Tuesday, August 4, 2020

{twitchy}

"What he needed, what they all needed, he decided, was a feeling of expansiveness, a jolt of freedom to counter the sense of being boxed in, of having options closed down."~from 'The Sparrow' by Mary Doria Russell

Reading the above-mentioned book. Science fiction, which I never read, and a liberal sprinkling of profanity, which I dislike, but still, a strangely engaging story. This quote, though, pretty profound for our present days.

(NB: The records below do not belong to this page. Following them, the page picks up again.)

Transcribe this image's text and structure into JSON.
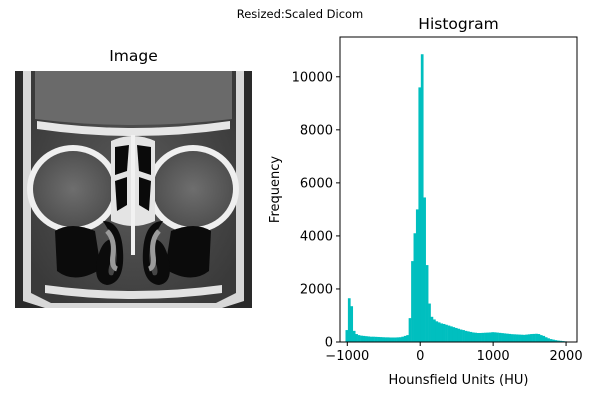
{
  "figure": {
    "suptitle": "Resized:Scaled Dicom"
  },
  "image_panel": {
    "title": "Image"
  },
  "chart_data": {
    "type": "bar",
    "title": "Histogram",
    "xlabel": "Hounsfield Units (HU)",
    "ylabel": "Frequency",
    "xlim": [
      -1100,
      2150
    ],
    "ylim": [
      0,
      11500
    ],
    "xticks": [
      -1000,
      0,
      1000,
      2000
    ],
    "yticks": [
      0,
      2000,
      4000,
      6000,
      8000,
      10000
    ],
    "bar_color": "#00bfbf",
    "bin_width": 33.3,
    "x": [
      -1008,
      -975,
      -942,
      -908,
      -875,
      -842,
      -808,
      -775,
      -742,
      -708,
      -675,
      -642,
      -608,
      -575,
      -542,
      -508,
      -475,
      -442,
      -408,
      -375,
      -342,
      -308,
      -275,
      -242,
      -208,
      -175,
      -142,
      -108,
      -75,
      -42,
      -8,
      25,
      58,
      92,
      125,
      158,
      192,
      225,
      258,
      292,
      325,
      358,
      392,
      425,
      458,
      492,
      525,
      558,
      592,
      625,
      658,
      692,
      725,
      758,
      792,
      825,
      858,
      892,
      925,
      958,
      992,
      1025,
      1058,
      1092,
      1125,
      1158,
      1192,
      1225,
      1258,
      1292,
      1325,
      1358,
      1392,
      1425,
      1458,
      1492,
      1525,
      1558,
      1592,
      1625,
      1658,
      1692,
      1725,
      1758,
      1792,
      1825,
      1858,
      1892,
      1925,
      1958,
      1992
    ],
    "values": [
      450,
      1650,
      1350,
      420,
      300,
      260,
      240,
      230,
      220,
      210,
      200,
      200,
      195,
      190,
      185,
      180,
      175,
      175,
      170,
      170,
      170,
      175,
      180,
      200,
      230,
      260,
      900,
      3050,
      4100,
      5000,
      9600,
      10850,
      5450,
      2900,
      1450,
      950,
      850,
      780,
      740,
      700,
      680,
      650,
      620,
      590,
      560,
      530,
      500,
      470,
      450,
      420,
      400,
      380,
      360,
      350,
      340,
      340,
      345,
      350,
      355,
      360,
      370,
      365,
      355,
      345,
      335,
      325,
      315,
      305,
      295,
      290,
      285,
      280,
      275,
      270,
      280,
      290,
      300,
      305,
      310,
      300,
      260,
      230,
      180,
      140,
      110,
      90,
      70,
      55,
      45,
      35,
      25
    ]
  }
}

Leaving the house to shop, reading the news, even going out in the garden...all frustrating to me now. With our neighbors all home, going out and puttering in our vegetables and flowers is impossible without having to engage in lengthy 'across-the-street' conversations. It's everytime I go outside, and for this introvert it's maddening. I'm not mean. Just prefer to be invisible. 

I think some folks (my neighbors) are so hungry for mankind, any contact, that it just makes sense, but please leave me alone sometimes. 

They're on their front porch at 6am, fully dressed, I kid you not. I see them when I turn off our porch lights, before letting out the chickens. They stay out there all day. All day. Till 8 at night. I repeat. I'm not mean, just like my alone time. As it stands, I have an audience. I pull weeds, gather tomatoes, run the trimmer, they holler out to me. Oh me. Please stop. I like you too, but please hush. 

With life still feeling lockdown-ish, I'm becoming even more of a recluse. And last Wednesday I had some congestion, a hoarse cough and a headache for a couple of days. Yes, made me paranoid. Avoided Communion on Sunday, but last week, it passed, whatever it was. 

Hazel due here in an hour. She starts preschool next week. Half days, then fulltime. With masks, which, for small children, is just wrong. But, not my call. 

I'll admit, though, with her going to school fulltime, and our youngest graduated, I'm looking forward to fall. We've kept Hazel steadily on a weekly basis since she was 3 months old. She'll be 3 in October. First we kept her 2 times/week, then once a week. I'll be glad for a change in my routine. Am I allowed to say that I'm tired of taking care of folks, even those I love? I am.

Thinking that staycation I mentioned recently is due. 

And, by the way, has the other shoe dropped yet?